Sorensen worked with Hughes-Stamm on an NIJ research grant that found that human samples could be stored in chemical preservatives at room temperature for up to three months. In collaboration with colleagues from Australia, further research was conducted on human samples stored in chemical preservatives to speed up the DNA identification process.

This research was recently published in the International Journal of Legal Medicine. Titled “Direct-to-PCR Tissue Preservation for DNA Profiling,” the study found that these types of DNA samples in chemical preservatives could be processed much faster by removing a time-consuming step in the DNA identification process.

Houston, who works with associate professor of forensic genetics David Gangitano, is examining a new DNA profiling method for identifying marijuana, which will aid law enforcement in linking cases and identifying illegal growers.

“Similar to humans, individual marijuana plants contain a unique DNA profile,” Houston said. “However, there is no commercial kit available to process marijuana DNA.”

Marijuana is the most commonly used illicit substance in the U.S. and is legal for medical use in 23 states and for recreational use in Colorado, Washington, Oregon, Alaska, and the District of Columbia. As a result of legalization, law enforcement faces a unique challenge in tracking and preventing the flow of legal marijuana to states where it is still illegal.

Houston’s research focuses on developing a validated method for evaluating the DNA of marijuana using the same standards as processing human DNA. The completion of such a method will legally allow for the genetic identification of marijuana, will aid in the individualization of Cannabis samples and will serve as an intelligence tool to link Cannabis cases, such as illegal traffic at the U.S.-Mexico border.

The study, “Evaluation of a 13-loci STR multiplex system for Cannabis sativa genetic identification,” by Houston, Matthew Birck, Hughes-Stamm, and Gangitano, was recently published by Science and Justice and is available at

Winborn, who works with professor and chair of the SHSU Forensic Science Department Sarah Kerrigan, is developing a new test to detect desomorphine, also known as “Krokodil,” a powerful heroin alternative that gained notoriety in the media for its ability to produce severe tissue necrosis following use. The surge of novel psychoactive substances over the past decade has made it increasingly difficult for forensic laboratories to keep pace with current use. 

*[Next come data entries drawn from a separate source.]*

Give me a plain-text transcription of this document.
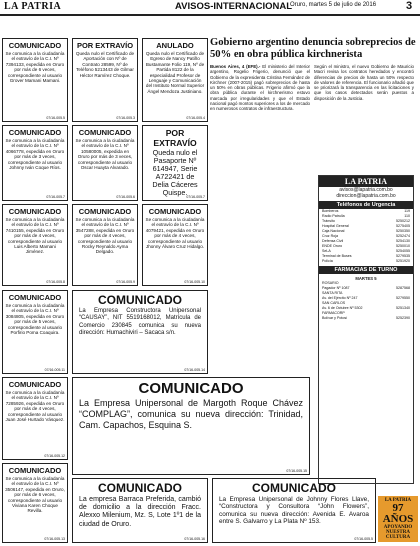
LA PATRIA	AVISOS-INTERNACIONAL
Oruro, martes 5 de julio de 2016	3
COMUNICADO
Se comunica a la ciudadanía el extravío de la C.I. Nº 7394133, expedida en Oruro por más de 6 veces, correspondiente al usuario Grover Mamani Mamani.
07/16-005.5
POR EXTRAVÍO
Queda nulo el Certificado de Aportación con Nº de Contrato 28599, Nº de Teléfono 5213443 de Gilmar Héctor Ramírez Choque.
07/16-005.3
ANULADO
Queda nulo el Certificado de Egreso de Nancy Patiño Bustamante Folio 119, Nº de Partida 8122 de la especialidad Profesor de Lenguaje y Comunicación del Instituto Normal Superior Ángel Mendoza Justiniano.
07/16-005.4
COMUNICADO
Se comunica a la ciudadanía el extravío de la C.I. Nº 4066778, expedida en Oruro por más de 3 veces, correspondiente al usuario Johnny Iván Coque Ríos.
07/16-005.7
COMUNICADO
Se comunica a la ciudadanía el extravío de la C.I. Nº 10580005, expedida en Oruro por más de 3 veces, correspondiente al usuario Oscar Huayta Alvarado.
07/16-005.6
POR EXTRAVÍO
Queda nulo el Pasaporte Nº 614947, Serie A722421 de Delia Cáceres Quispe.
07/16-005.7
COMUNICADO
Se comunica a la ciudadanía el extravío de la C.I. Nº 7410155, expedida en Oruro por más de 4 veces, correspondiente al usuario Luis Alberto Mamani Jiménez.
07/16-005.8
COMUNICADO
Se comunica a la ciudadanía el extravío de la C.I. Nº 3547288, expedida en Oruro por más de 4 veces, correspondiente al usuario Rocky Reynaldo Ayma Delgado.
07/16-005.9
COMUNICADO
Se comunica a la ciudadanía el extravío de la C.I. Nº 4079421, expedida en Oruro por más de 4 veces, correspondiente al usuario Jhonny Álvaro Cruz Hidalgo.
07/16-005.10
COMUNICADO
Se comunica a la ciudadanía el extravío de la C.I. Nº 3084805, expedida en Oruro por más de 5 veces, correspondiente al usuario Porfirio Poma Coaquira.
07/16-005.11
COMUNICADO
Se comunica a la ciudadanía el extravío de la C.I. Nº 7285926, expedida en Oruro por más de 4 veces, correspondiente al usuario Juan José Hurtado Vásquez.
07/16-005.12
COMUNICADO
Se comunica a la ciudadanía el extravío de la C.I. Nº 3506147, expedida en Oruro, por más de 6 veces, correspondiente al usuario Viviana Karen Choque Revilla.
07/16-005.13
COMUNICADO
La Empresa Constructora Unipersonal “CAUSAY”, NIT 5519168012, Matrícula de Comercio 230845 comunica su nueva dirección: Humachiviri – Sacaca s/n.
07/16-005.14
COMUNICADO
La Empresa Unipersonal de Margoth Roque Chávez “COMPLAG”, comunica su nueva dirección: Trinidad, Cam. Capachos, Esquina S.
07/16-005.15
COMUNICADO
La empresa Barraca Preferida, cambió de domicilio a la dirección Fracc. Alexxo Milenium, Mz. S, Lote 1º1 de la ciudad de Oruro.
07/16-005.16
COMUNICADO
La Empresa Unipersonal de Johnny Flores Llave, “Constructora y Consultora “John Flowers”, comunica su nueva dirección: Avenida E. Avaroa entre S. Galvarro y La Plata Nº 153.
07/16-005.5
Gobierno argentino denuncia sobreprecios de 50% en obra pública kirchnerista
Buenos Aires, 4 (EFE).- El ministerio del Interior argentino, Rogelio Frigerio, denunció que el Gobierno de la expresidenta Cristina Fernández de Kirchner (2007-2015) pagó sobreprecios de hasta un 50% en obras públicas. Frigerio afirmó que la obra pública durante el kirchnerismo estuvo marcada por irregularidades y que el Estado nacional pagó montos superiores a los de mercado en numerosos contratos de infraestructura.
Según el ministro, el nuevo Gobierno de Mauricio Macri revisa los contratos heredados y encontró diferencias de precios de hasta un 50% respecto de valores de referencia. El funcionario añadió que se priorizará la transparencia en las licitaciones y que los casos detectados serán puestos a disposición de la Justicia.
LA PATRIA
avisos@lapatria.com.bo
direccion@lapatria.com.bo
Teléfonos de Urgencia
Bomberos	119
Radio Patrulla	110
Tránsito	5250212
Hospital General	5275405
Caja Nacional	5250350
Cruz Roja	5252474
Defensa Civil	5254130
ENDE Oruro	5250010
SeLA	5254055
Terminal de Buses	5279535
Policía	5251920
FARMACIAS DE TURNO
MARTES 5
ROSARIO
Pagador Nº 1087	5287568
SANTA RITA
Av. del Ejército Nº 247	5279550
SAN CARLOS
Av. 6 de Octubre Nº 5302	5251340
FARMACORP
Bolívar y Potosí	5252390
LA PATRIA
97 AÑOS
APOYANDO
NUESTRA
CULTURA
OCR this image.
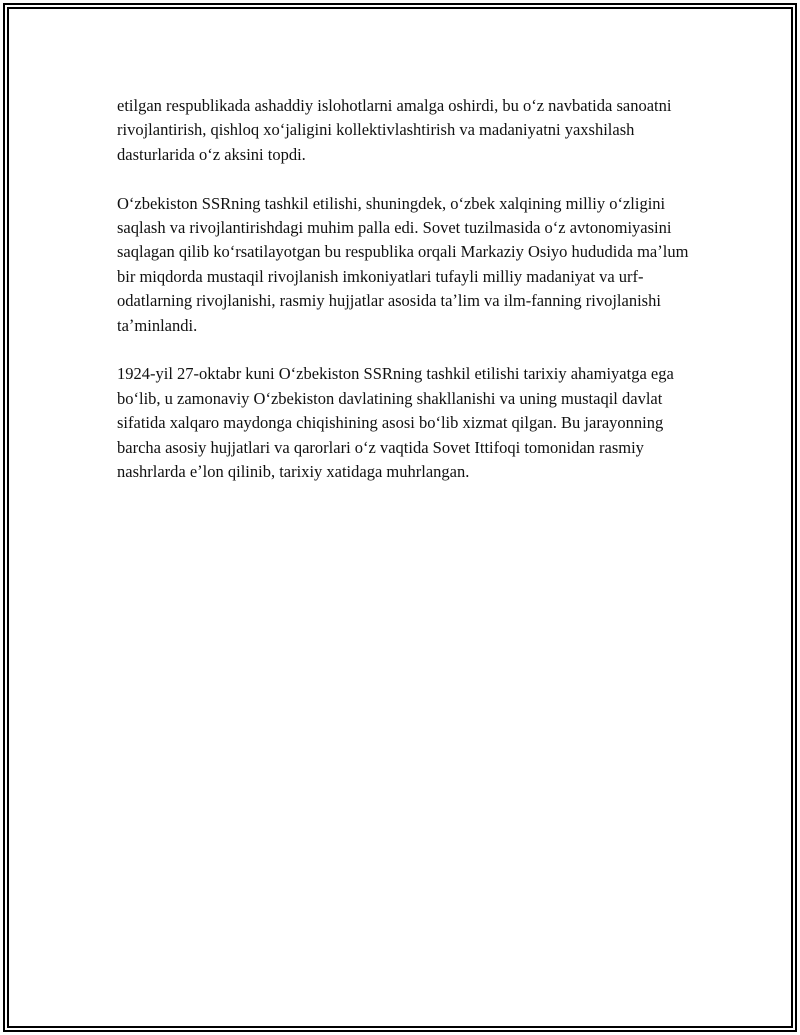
etilgan respublikada ashaddiy islohotlarni amalga oshirdi, bu oʻz navbatida sanoatni rivojlantirish, qishloq xoʻjaligini kollektivlashtirish va madaniyatni yaxshilash dasturlarida oʻz aksini topdi.

Oʻzbekiston SSRning tashkil etilishi, shuningdek, oʻzbek xalqining milliy oʻzligini saqlash va rivojlantirishdagi muhim palla edi. Sovet tuzilmasida oʻz avtonomiyasini saqlagan qilib koʻrsatilayotgan bu respublika orqali Markaziy Osiyo hududida maʼlum bir miqdorda mustaqil rivojlanish imkoniyatlari tufayli milliy madaniyat va urf-odatlarning rivojlanishi, rasmiy hujjatlar asosida taʼlim va ilm-fanning rivojlanishi taʼminlandi.

1924-yil 27-oktabr kuni Oʻzbekiston SSRning tashkil etilishi tarixiy ahamiyatga ega boʻlib, u zamonaviy Oʻzbekiston davlatining shakllanishi va uning mustaqil davlat sifatida xalqaro maydonga chiqishining asosi boʻlib xizmat qilgan. Bu jarayonning barcha asosiy hujjatlari va qarorlari oʻz vaqtida Sovet Ittifoqi tomonidan rasmiy nashrlarda eʼlon qilinib, tarixiy xatidaga muhrlangan.
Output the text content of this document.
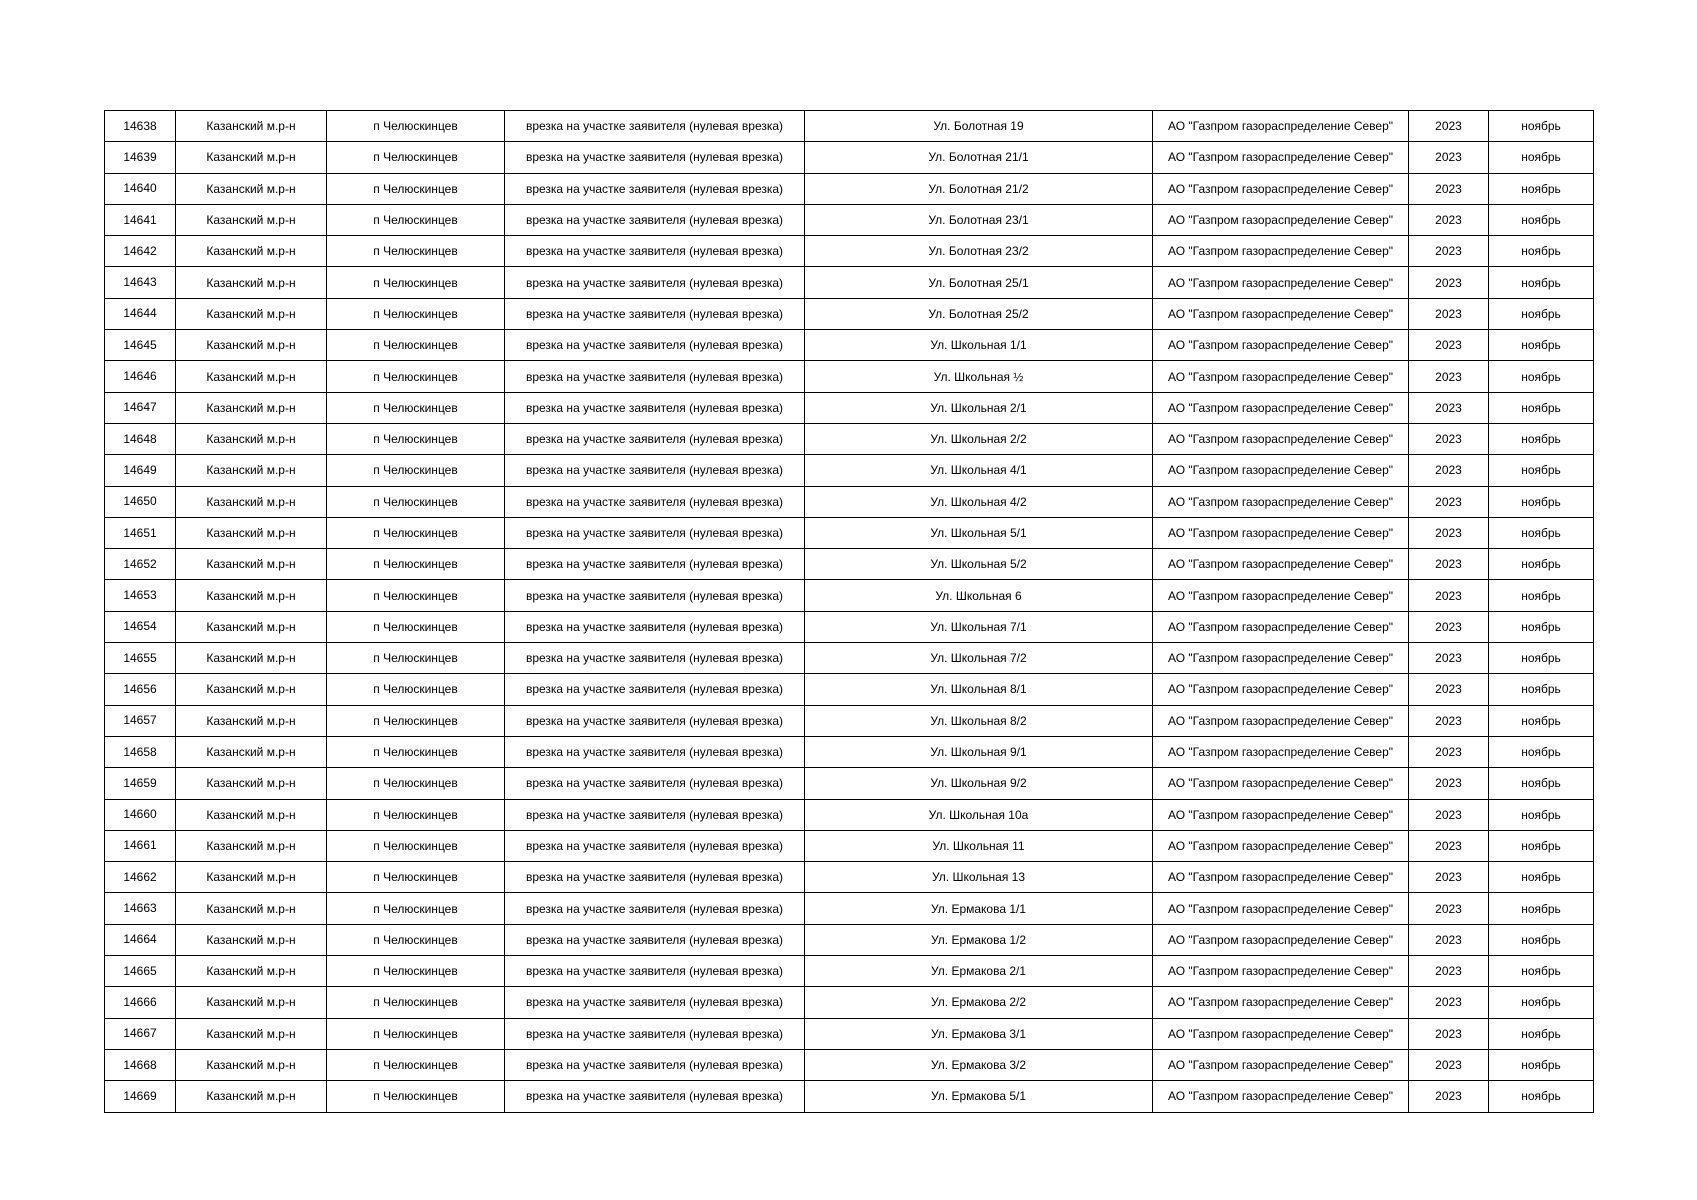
14638	Казанский м.р-н	п Челюскинцев	врезка на участке заявителя (нулевая врезка)	Ул. Болотная 19	АО "Газпром газораспределение Север"	2023	ноябрь
14639	Казанский м.р-н	п Челюскинцев	врезка на участке заявителя (нулевая врезка)	Ул. Болотная 21/1	АО "Газпром газораспределение Север"	2023	ноябрь
14640	Казанский м.р-н	п Челюскинцев	врезка на участке заявителя (нулевая врезка)	Ул. Болотная 21/2	АО "Газпром газораспределение Север"	2023	ноябрь
14641	Казанский м.р-н	п Челюскинцев	врезка на участке заявителя (нулевая врезка)	Ул. Болотная 23/1	АО "Газпром газораспределение Север"	2023	ноябрь
14642	Казанский м.р-н	п Челюскинцев	врезка на участке заявителя (нулевая врезка)	Ул. Болотная 23/2	АО "Газпром газораспределение Север"	2023	ноябрь
14643	Казанский м.р-н	п Челюскинцев	врезка на участке заявителя (нулевая врезка)	Ул. Болотная 25/1	АО "Газпром газораспределение Север"	2023	ноябрь
14644	Казанский м.р-н	п Челюскинцев	врезка на участке заявителя (нулевая врезка)	Ул. Болотная 25/2	АО "Газпром газораспределение Север"	2023	ноябрь
14645	Казанский м.р-н	п Челюскинцев	врезка на участке заявителя (нулевая врезка)	Ул. Школьная 1/1	АО "Газпром газораспределение Север"	2023	ноябрь
14646	Казанский м.р-н	п Челюскинцев	врезка на участке заявителя (нулевая врезка)	Ул. Школьная ½	АО "Газпром газораспределение Север"	2023	ноябрь
14647	Казанский м.р-н	п Челюскинцев	врезка на участке заявителя (нулевая врезка)	Ул. Школьная 2/1	АО "Газпром газораспределение Север"	2023	ноябрь
14648	Казанский м.р-н	п Челюскинцев	врезка на участке заявителя (нулевая врезка)	Ул. Школьная 2/2	АО "Газпром газораспределение Север"	2023	ноябрь
14649	Казанский м.р-н	п Челюскинцев	врезка на участке заявителя (нулевая врезка)	Ул. Школьная 4/1	АО "Газпром газораспределение Север"	2023	ноябрь
14650	Казанский м.р-н	п Челюскинцев	врезка на участке заявителя (нулевая врезка)	Ул. Школьная 4/2	АО "Газпром газораспределение Север"	2023	ноябрь
14651	Казанский м.р-н	п Челюскинцев	врезка на участке заявителя (нулевая врезка)	Ул. Школьная 5/1	АО "Газпром газораспределение Север"	2023	ноябрь
14652	Казанский м.р-н	п Челюскинцев	врезка на участке заявителя (нулевая врезка)	Ул. Школьная 5/2	АО "Газпром газораспределение Север"	2023	ноябрь
14653	Казанский м.р-н	п Челюскинцев	врезка на участке заявителя (нулевая врезка)	Ул. Школьная 6	АО "Газпром газораспределение Север"	2023	ноябрь
14654	Казанский м.р-н	п Челюскинцев	врезка на участке заявителя (нулевая врезка)	Ул. Школьная 7/1	АО "Газпром газораспределение Север"	2023	ноябрь
14655	Казанский м.р-н	п Челюскинцев	врезка на участке заявителя (нулевая врезка)	Ул. Школьная 7/2	АО "Газпром газораспределение Север"	2023	ноябрь
14656	Казанский м.р-н	п Челюскинцев	врезка на участке заявителя (нулевая врезка)	Ул. Школьная 8/1	АО "Газпром газораспределение Север"	2023	ноябрь
14657	Казанский м.р-н	п Челюскинцев	врезка на участке заявителя (нулевая врезка)	Ул. Школьная 8/2	АО "Газпром газораспределение Север"	2023	ноябрь
14658	Казанский м.р-н	п Челюскинцев	врезка на участке заявителя (нулевая врезка)	Ул. Школьная 9/1	АО "Газпром газораспределение Север"	2023	ноябрь
14659	Казанский м.р-н	п Челюскинцев	врезка на участке заявителя (нулевая врезка)	Ул. Школьная 9/2	АО "Газпром газораспределение Север"	2023	ноябрь
14660	Казанский м.р-н	п Челюскинцев	врезка на участке заявителя (нулевая врезка)	Ул. Школьная 10а	АО "Газпром газораспределение Север"	2023	ноябрь
14661	Казанский м.р-н	п Челюскинцев	врезка на участке заявителя (нулевая врезка)	Ул. Школьная 11	АО "Газпром газораспределение Север"	2023	ноябрь
14662	Казанский м.р-н	п Челюскинцев	врезка на участке заявителя (нулевая врезка)	Ул. Школьная 13	АО "Газпром газораспределение Север"	2023	ноябрь
14663	Казанский м.р-н	п Челюскинцев	врезка на участке заявителя (нулевая врезка)	Ул. Ермакова 1/1	АО "Газпром газораспределение Север"	2023	ноябрь
14664	Казанский м.р-н	п Челюскинцев	врезка на участке заявителя (нулевая врезка)	Ул. Ермакова 1/2	АО "Газпром газораспределение Север"	2023	ноябрь
14665	Казанский м.р-н	п Челюскинцев	врезка на участке заявителя (нулевая врезка)	Ул. Ермакова 2/1	АО "Газпром газораспределение Север"	2023	ноябрь
14666	Казанский м.р-н	п Челюскинцев	врезка на участке заявителя (нулевая врезка)	Ул. Ермакова 2/2	АО "Газпром газораспределение Север"	2023	ноябрь
14667	Казанский м.р-н	п Челюскинцев	врезка на участке заявителя (нулевая врезка)	Ул. Ермакова 3/1	АО "Газпром газораспределение Север"	2023	ноябрь
14668	Казанский м.р-н	п Челюскинцев	врезка на участке заявителя (нулевая врезка)	Ул. Ермакова 3/2	АО "Газпром газораспределение Север"	2023	ноябрь
14669	Казанский м.р-н	п Челюскинцев	врезка на участке заявителя (нулевая врезка)	Ул. Ермакова 5/1	АО "Газпром газораспределение Север"	2023	ноябрь
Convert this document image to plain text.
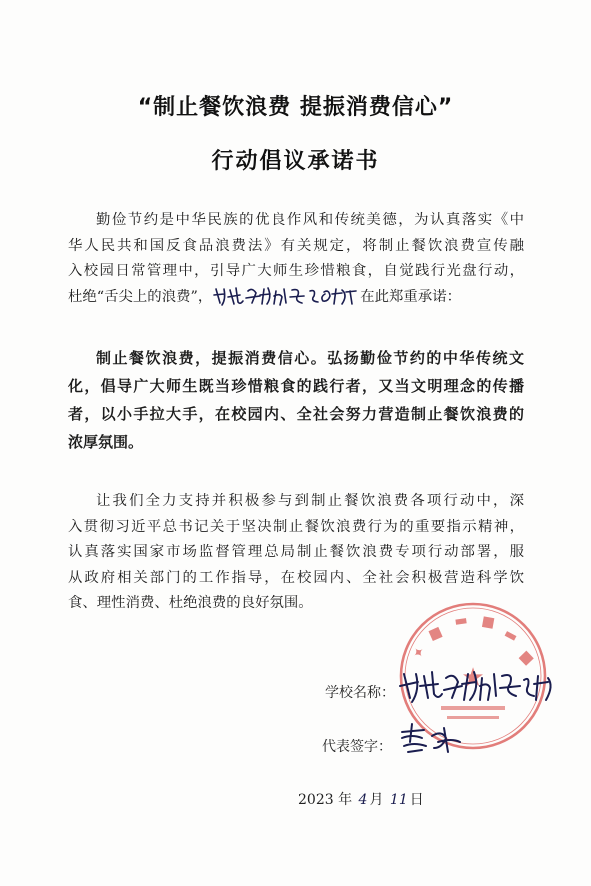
“制止餐饮浪费 提振消费信心”
行动倡议承诺书

勤俭节约是中华民族的优良作风和传统美德，为认真落实《中
华人民共和国反食品浪费法》有关规定，将制止餐饮浪费宣传融
入校园日常管理中，引导广大师生珍惜粮食，自觉践行光盘行动，
杜绝“舌尖上的浪费”，	在此郑重承诺：

制止餐饮浪费，提振消费信心。弘扬勤俭节约的中华传统文
化，倡导广大师生既当珍惜粮食的践行者，又当文明理念的传播
者，以小手拉大手，在校园内、全社会努力营造制止餐饮浪费的
浓厚氛围。

让我们全力支持并积极参与到制止餐饮浪费各项行动中，深
入贯彻习近平总书记关于坚决制止餐饮浪费行为的重要指示精神，
认真落实国家市场监督管理总局制止餐饮浪费专项行动部署，服
从政府相关部门的工作指导，在校园内、全社会积极营造科学饮
食、理性消费、杜绝浪费的良好氛围。

✦
■
▬ ■
▬
■
★
学校名称：
代表签字：
2023 年 4 月 11 日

“In order for us to reliably interpret toxicological findings, we need to understand how the drug behaves in the human body, including how it breaks down,” Winborn said.

The new study will systematically evaluate metabolism of desomorphine using human liver microsomes and identify potential analytical targets or “markers” to identify its use in biological evidence.

“At SHSU we are absolutely committed to research efforts that address the current needs of the forensic science community. This type of academic-industrial partnership is critical to our mission and to a forward-looking profession within forensic science,” said Kerrigan, who is a long-time advocate of forensic reform and currently serves on the Forensic Science Standards Board, the governing body of the federal government’s effort to enforce consensus standards within all of the forensic disciplines.